I conti correnti offerti dalle banche italiane sono di molti tipi. I più diffusi possono essere ricondotti a quattro categorie. Conti ordinari Sono i cosiddetti conti a consumo, in cui le spese dipendono dal numero di operazioni effettuate: più operazioni si fanno, più si spende. Conti a pacchetto Sono i conti con un canone che può comprendere anche altri servizi, quali cassette di sicurezza, assicurazioni e gestione del risparmio. I conti a pacchetto si distinguono in conti “con franchigia”, in cui il canone include un numero limitato di operazioni gratuite, e conti “senza franchigia”, in cui è possibile effettuare un numero illimitato di operazioni gratuite. Conto di base È il conto dedicato a chi ha esigenze finanziarie limitate. Include infatti solo un determinato numero di operazioni e alcuni servizi quali carta di debito, accredito della pensione o dello stipendio, versamento di contanti o di assegni bancari e circolari, prelievo di contante, domiciliazione delle principali utenze domestiche. L’elenco completo è nel Foglio Informativo (> Il conto corrente dalla A alla Z) che la banca deve mettere a disposizione dei clienti sia in filiale sia sul sito internet. Il conto di base ha un canone annuo che comprende tutto. Per i clienti che hanno un ISEE – Indicatore della Situazione Economica Equivalente (> Il conto corrente dalla A alla Z) in corso di validità inferiore a 7.500 euro, il conto non ha spese e non si paga l’imposta di bollo. Per chi ha una pensione fino a 1.500 euro mensili, il conto destinato all’accredito della pensione è gratuito fino a un determinato numero e tipo di operazioni e servizi; si pagano invece eventuali servizi aggiuntivi. Conti in convenzione Sono i conti che beneficiano di sconti e agevolazioni grazie ad accordi con determinate categorie di clienti.
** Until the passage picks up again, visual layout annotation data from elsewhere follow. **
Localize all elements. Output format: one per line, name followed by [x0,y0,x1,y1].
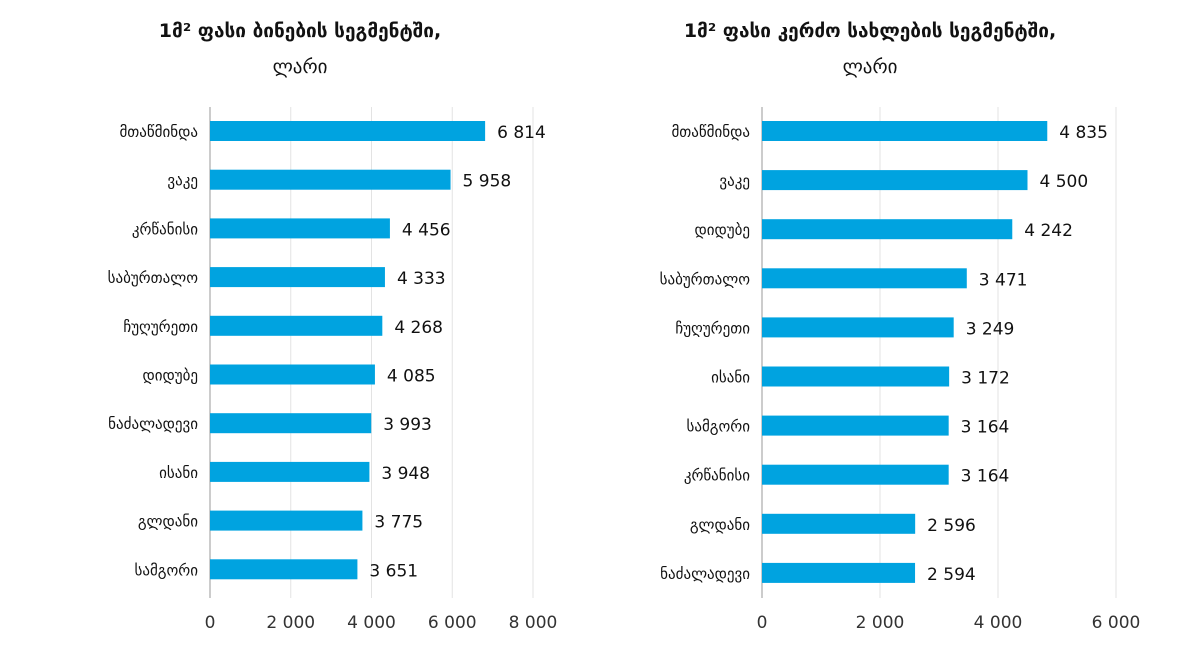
chart1-value-label: 6 814 [497,123,546,143]
chart1-category-label: კრწანისი [132,220,198,238]
chart1-bar [210,413,372,434]
chart1-bar [210,169,451,190]
chart2-value-label: 3 172 [961,369,1010,389]
chart2-title: 1მ² ფასი კერძო სახლების სეგმენტში, [683,20,1057,42]
chart1-bar [210,121,486,141]
chart2-bar [762,562,916,583]
chart2-category-label: ისანი [711,369,750,387]
chart1-category-label: ისანი [159,464,198,482]
chart1-bar [210,315,383,336]
chart1-value-label: 4 268 [394,318,443,338]
chart2-value-label: 3 471 [979,270,1028,290]
chart1-category-label: ნაძალადევი [108,415,198,433]
chart1-value-label: 4 333 [397,269,446,289]
chart2-bar [762,219,1013,240]
chart2-bar [762,268,967,289]
chart1-tick-label: 2 000 [266,613,315,633]
chart2-category-label: ნაძალადევი [660,565,750,583]
chart1-value-label: 5 958 [463,172,512,192]
chart1-category-label: საბურთალო [108,269,199,287]
chart1-tick-label: 6 000 [428,613,477,633]
chart2-tick-label: 6 000 [1092,613,1141,633]
chart2-tick-label: 2 000 [856,613,905,633]
chart2-value-label: 2 594 [927,565,976,585]
chart1-bar [210,218,390,239]
chart2-value-label: 3 249 [966,319,1015,339]
chart2-value-label: 3 164 [961,467,1010,487]
chart2-bar [762,415,949,436]
chart1-bar [210,461,370,482]
chart2-category-label: ჩუღურეთი [675,319,750,337]
chart2-value-label: 4 242 [1024,221,1073,241]
chart2-bar [762,464,949,485]
chart1-title: 1მ² ფასი ბინების სეგმენტში, [158,20,442,42]
chart2-tick-label: 0 [757,613,768,633]
chart1-subtitle: ლარი [272,56,328,78]
chart1-tick-label: 4 000 [347,613,396,633]
chart2-category-label: ვაკე [719,172,750,190]
chart1-bar [210,364,375,385]
chart2-value-label: 2 596 [927,516,976,536]
chart1-category-label: გლდანი [138,513,198,531]
chart1-value-label: 3 993 [383,415,432,435]
chart2-tick-label: 4 000 [974,613,1023,633]
chart2-bar [762,317,954,338]
chart2-category-label: დიდუბე [694,221,750,239]
chart2-bar [762,366,950,387]
chart1-bar [210,510,363,531]
chart1-value-label: 3 651 [369,561,418,581]
chart1-category-label: ჩუღურეთი [123,318,198,336]
chart2-bar [762,121,1048,141]
chart1-category-label: დიდუბე [142,367,198,385]
chart1-value-label: 4 456 [402,220,451,240]
chart2-category-label: მთაწმინდა [671,123,750,141]
chart1-tick-label: 8 000 [509,613,558,633]
chart2-category-label: გლდანი [690,516,750,534]
chart1-value-label: 3 775 [374,513,423,533]
chart1-category-label: ვაკე [167,172,198,190]
chart2-bar [762,513,916,534]
chart1-category-label: მთაწმინდა [119,123,198,141]
chart1-bar [210,267,385,288]
chart1-category-label: სამგორი [134,561,198,579]
chart2-value-label: 3 164 [961,418,1010,438]
chart1-value-label: 3 948 [381,464,430,484]
chart2-category-label: კრწანისი [684,467,750,485]
chart2-value-label: 4 500 [1040,172,1089,192]
chart2-category-label: საბურთალო [660,270,751,288]
chart2-value-label: 4 835 [1059,123,1108,143]
chart2-subtitle: ლარი [842,56,898,78]
chart2-bar [762,170,1028,191]
chart1-bar [210,559,358,580]
chart1-tick-label: 0 [205,613,216,633]
chart1-value-label: 4 085 [387,367,436,387]
chart2-category-label: სამგორი [686,418,750,436]
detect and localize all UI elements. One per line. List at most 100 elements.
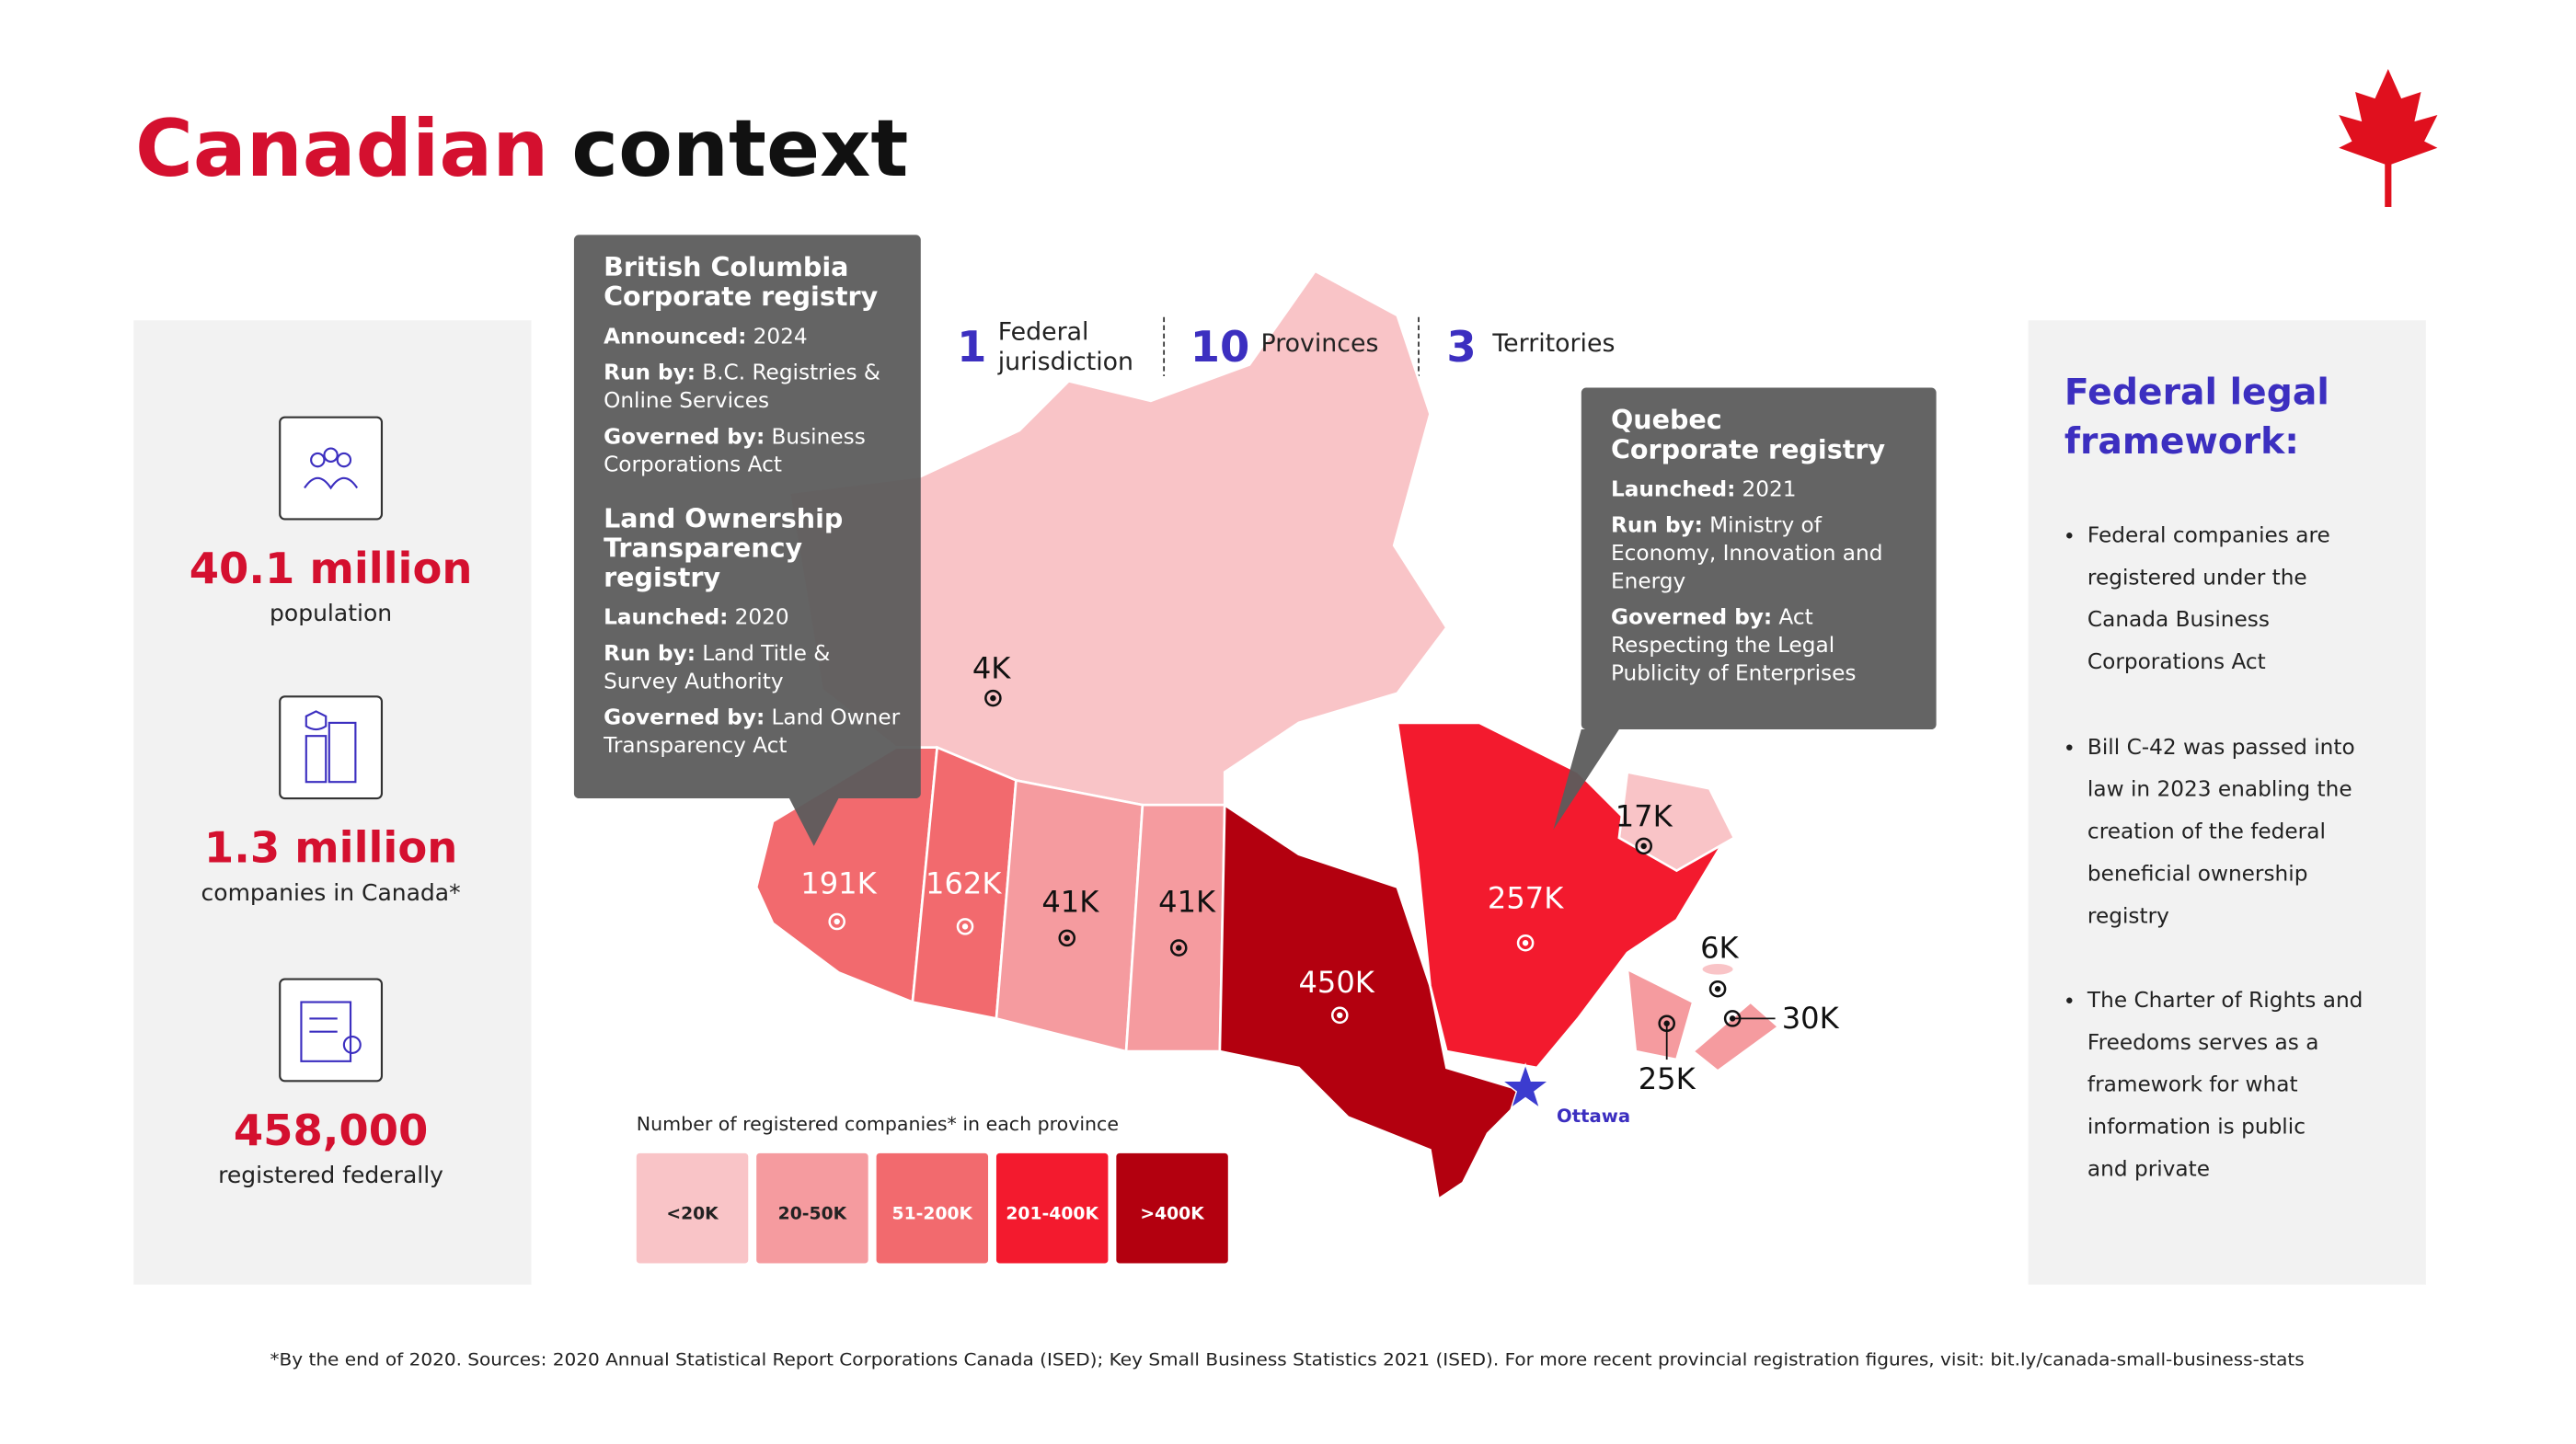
bullet-dot [2066,744,2073,751]
bullet-line: creation of the federal [2087,819,2326,844]
icon-federal [279,978,384,1083]
callout-value: Economy, Innovation and [1611,541,1882,566]
callout-key: Announced: [604,324,746,349]
marker [1658,1014,1675,1033]
marker-dot [1640,842,1647,850]
callout-item: Launched: 2021 [1611,476,1797,501]
marker [1708,980,1727,998]
legend-swatch [636,1152,749,1264]
bullet-line: framework for what [2087,1072,2298,1097]
callout-title: registry [604,562,720,593]
callout-key: Governed by: [604,424,765,449]
region-label: 30K [1782,1001,1840,1036]
marker [956,918,974,935]
stat-label: companies in Canada* [201,879,461,906]
summary-label: Territories [1491,329,1615,358]
callout-value: Respecting the Legal [1611,633,1834,658]
callout-item: Publicity of Enterprises [1611,660,1857,685]
callout-key: Launched: [604,605,728,630]
marker-dot [990,694,996,702]
bullet-dot [2066,997,2073,1003]
summary-label: Provinces [1261,329,1379,358]
callout-pointer [1553,729,1619,830]
marker [1516,934,1535,952]
legend-label: 201-400K [1006,1204,1099,1223]
marker-dot [1176,945,1182,951]
bullet-line: and private [2087,1157,2210,1182]
callout-value: Ministry of [1709,513,1823,538]
legend-label: <20K [666,1204,719,1223]
callout-item: Survey Authority [604,669,784,693]
callout-item: Online Services [604,388,769,413]
bullet-line: Canada Business [2087,607,2270,632]
callout-value: Land Title & [702,641,830,666]
right-panel [2028,320,2426,1285]
callout-value: Survey Authority [604,669,784,693]
callout-value: 2020 [735,605,789,630]
callout-item: Run by: B.C. Registries & [604,361,880,385]
marker-dot [1663,1020,1670,1026]
panel-title: Federal legal [2064,372,2329,413]
bullet-line: The Charter of Rights and [2087,988,2363,1013]
footnote: *By the end of 2020. Sources: 2020 Annua… [270,1350,2304,1370]
bullet-line: Federal companies are [2087,522,2330,547]
marker-dot [961,923,969,930]
stat-label: registered federally [218,1162,443,1188]
legend-label: >400K [1140,1204,1205,1223]
marker-dot [1714,986,1721,992]
bullet-line: beneficial ownership [2087,862,2308,887]
marker [1169,939,1188,957]
capital-star [1500,1062,1551,1110]
region [1218,802,1532,1202]
marker [1635,837,1652,855]
region [1626,967,1695,1061]
region-label: 6K [1700,930,1739,965]
legend-label: 51-200K [892,1204,974,1223]
callout-pointer [788,798,839,846]
legend-swatch [995,1152,1109,1264]
callout-item: Governed by: Land Owner [604,705,901,730]
title: Canadian context [135,103,908,195]
marker-dot [1522,940,1529,946]
icons [279,416,384,1083]
marker [984,689,1002,707]
bullet-line: law in 2023 enabling the [2087,777,2352,802]
callout-key: Run by: [604,361,696,385]
marker [828,912,845,931]
bullet-line: registered under the [2087,565,2307,590]
callout-value: 2024 [753,324,808,349]
icon-companies [279,695,384,800]
title-black: context [571,103,908,195]
callout-key: Run by: [604,641,696,666]
summary-label: Federal [998,318,1089,347]
region-label: 41K [1158,884,1216,919]
summary-number: 1 [957,322,986,372]
map [754,269,1781,1202]
callout-item: Transparency Act [603,733,787,758]
callout-item: Corporations Act [604,453,782,477]
callout-item: Run by: Land Title & [604,641,830,666]
callout-key: Governed by: [604,705,765,730]
callout-title: British Columbia [604,251,848,282]
callout-title: Land Ownership [604,502,843,533]
callout-value: Business [771,424,865,449]
panel-title: framework: [2064,421,2299,463]
title-red: Canadian [135,103,548,195]
bullet-line: Corporations Act [2087,649,2266,674]
callout-box [1581,387,1937,730]
callout-key: Governed by: [1611,605,1772,630]
summary-number: 3 [1446,322,1476,372]
callout-item: Energy [1611,568,1686,593]
callout-item: Launched: 2020 [604,605,789,630]
summary-label: jurisdiction [997,348,1133,376]
stat-value: 1.3 million [204,823,457,873]
marker [1723,1010,1742,1027]
icon-population [279,416,384,521]
callout-value: Transparency Act [603,733,787,758]
region [1699,961,1736,978]
region-label: 450K [1298,965,1374,1000]
bullet-dot [2066,533,2073,539]
maple-leaf [2339,69,2438,208]
callout-value: Publicity of Enterprises [1611,660,1857,685]
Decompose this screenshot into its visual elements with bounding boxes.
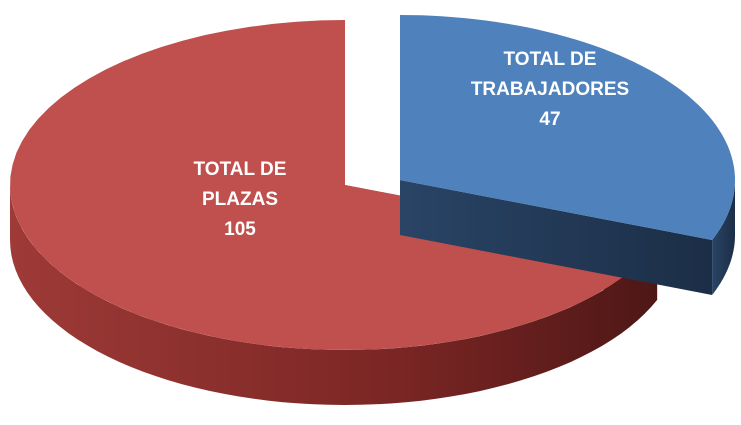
slice-label: TOTAL DE PLAZAS 105 bbox=[170, 155, 310, 245]
value-label: 105 bbox=[224, 219, 256, 240]
slice-side bbox=[712, 180, 735, 295]
slice bbox=[400, 15, 735, 240]
category-label: TOTAL DE PLAZAS bbox=[193, 159, 287, 210]
category-label: TOTAL DE TRABAJADORES bbox=[470, 49, 630, 100]
slice-cut-face bbox=[400, 180, 713, 295]
slice-side bbox=[10, 185, 658, 405]
slice-label: TOTAL DE TRABAJADORES 47 bbox=[440, 45, 660, 135]
slice bbox=[10, 20, 658, 350]
value-label: 47 bbox=[539, 109, 561, 130]
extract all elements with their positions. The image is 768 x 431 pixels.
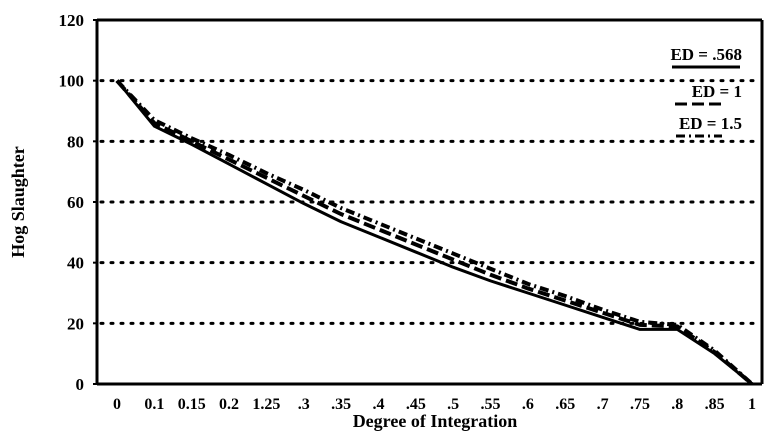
x-tick-label: 1.25 bbox=[252, 396, 280, 413]
legend-label: ED = .568 bbox=[670, 45, 742, 64]
x-tick-label: .4 bbox=[372, 396, 384, 413]
legend-label: ED = 1 bbox=[692, 82, 742, 101]
y-tick-label: 40 bbox=[67, 254, 84, 273]
x-tick-label: .7 bbox=[597, 396, 609, 413]
gridlines bbox=[99, 79, 760, 325]
x-tick-label: .75 bbox=[630, 396, 650, 413]
y-axis-label: Hog Slaughter bbox=[8, 146, 28, 258]
x-tick-label: .65 bbox=[555, 396, 575, 413]
series-line-1 bbox=[115, 79, 753, 386]
x-tick-labels: 0 0.1 0.15 0.2 1.25 .3 .35 .4 .45 .5 .55 .6 .65 .7 .75… bbox=[113, 396, 756, 413]
x-tick-label: .3 bbox=[298, 396, 310, 413]
x-axis-label: Degree of Integration bbox=[353, 411, 518, 431]
y-tick-labels: 0 20 40 60 80 100 120 bbox=[59, 11, 97, 394]
x-tick-label: .45 bbox=[406, 396, 426, 413]
y-tick-label: 0 bbox=[76, 375, 85, 394]
x-tick-label: 0.15 bbox=[178, 396, 206, 413]
legend: ED = .568 ED = 1 ED = 1.5 bbox=[670, 45, 742, 138]
x-tick-label: .5 bbox=[447, 396, 459, 413]
x-tick-label: .85 bbox=[705, 396, 725, 413]
y-tick-label: 20 bbox=[67, 314, 84, 333]
x-tick-label: .55 bbox=[481, 396, 501, 413]
x-tick-label: .6 bbox=[522, 396, 534, 413]
y-tick-label: 120 bbox=[59, 11, 85, 30]
x-tick-label: .8 bbox=[671, 396, 683, 413]
series-lines bbox=[115, 79, 754, 386]
x-tick-label: 0.2 bbox=[219, 396, 239, 413]
y-tick-label: 60 bbox=[67, 193, 84, 212]
legend-label: ED = 1.5 bbox=[679, 114, 742, 133]
y-tick-label: 100 bbox=[59, 72, 85, 91]
x-tick-label: 1 bbox=[748, 396, 756, 413]
x-tick-label: 0 bbox=[113, 396, 121, 413]
y-tick-label: 80 bbox=[67, 132, 84, 151]
x-tick-label: 0.1 bbox=[144, 396, 164, 413]
series-line-2 bbox=[115, 79, 754, 386]
x-tick-label: .35 bbox=[331, 396, 351, 413]
series-line-3 bbox=[115, 79, 754, 386]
Il conto corrente ha dei costi perché la banca offre al cliente una serie di servizi. Da banca a banca, i servizi possono essere molto diversi e anche i loro costi possono essere calcolati in modo diverso. Per questo è importante valutare con attenzione i costi di ciascun servizio prima di decidere quale conto aprire. Per alcune categorie di persone il conto può essere gratuito (conto di base); per maggiori informazioni ci si può rivolgere allo sportello presso il quale si ha il conto o si intende aprirlo. Il costo complessivo del conto è di solito composto da una parte fissa e da una parte variabile. I costi fissi Ci sono sempre e non variano, perché non dipendono da quanto e da come si utilizza il conto. I principali sono il canone annuo del conto corrente, i canoni legati a eventuali carte di pagamento, le imposte di bollo, le spese per l’invio delle comunicazioni al cliente. Il canone annuo include spesso anche un certo numero di operazioni. I costi variabili Variano in base al tipo e al numero di operazioni che si fanno (ad esempio: prelievo di denaro con la carta di debito, incasso assegni). Dipendono da come il cliente utilizza il conto e dalle scelte commerciali della banca. Ecco i principali costi variabili da considerare con attenzione quando si sceglie un conto: ○ spese per la registrazione sul conto di ogni operazione ○ commissioni per l’esecuzione dei singoli servizi ○ spese di liquidazione periodica, ogni volta che la banca calcola gli oneri e gli interessi ○ interessi e altri oneri in caso di scoperto. Per offrire un utile parametro di valutazione dei costi, nel Foglio Informativo del conto corrente la banca fornisce l’ISC – Indicatore Sintetico di Costo (> Il conto corrente dalla A alla Z). L’ISC fornisce un idea del costo complessivo del conto corrente in base alle spese e alle commissioni che possono essere addebitate al cliente nel corso dell’anno, senza considerare gli oneri fiscali e gli interessi. L’ISC viene calcolato per uno o più “profili di operatività tipo”(famiglie e pensionati) individuati dalla Banca d’Italia. La metodologia di calcolo dell’ISC e i profili di operatività sono spiegati sul sito internet della Banca d’Italia (www.bancaditalia.it/ vigilanza/normativa/norm_bi/disposizioni-vig/trasparenza_operazioni). La chiusura definitiva del conto è senza spese e senza penali. Ci sono delle eccezioni, che però la banca deve riportare nel contratto.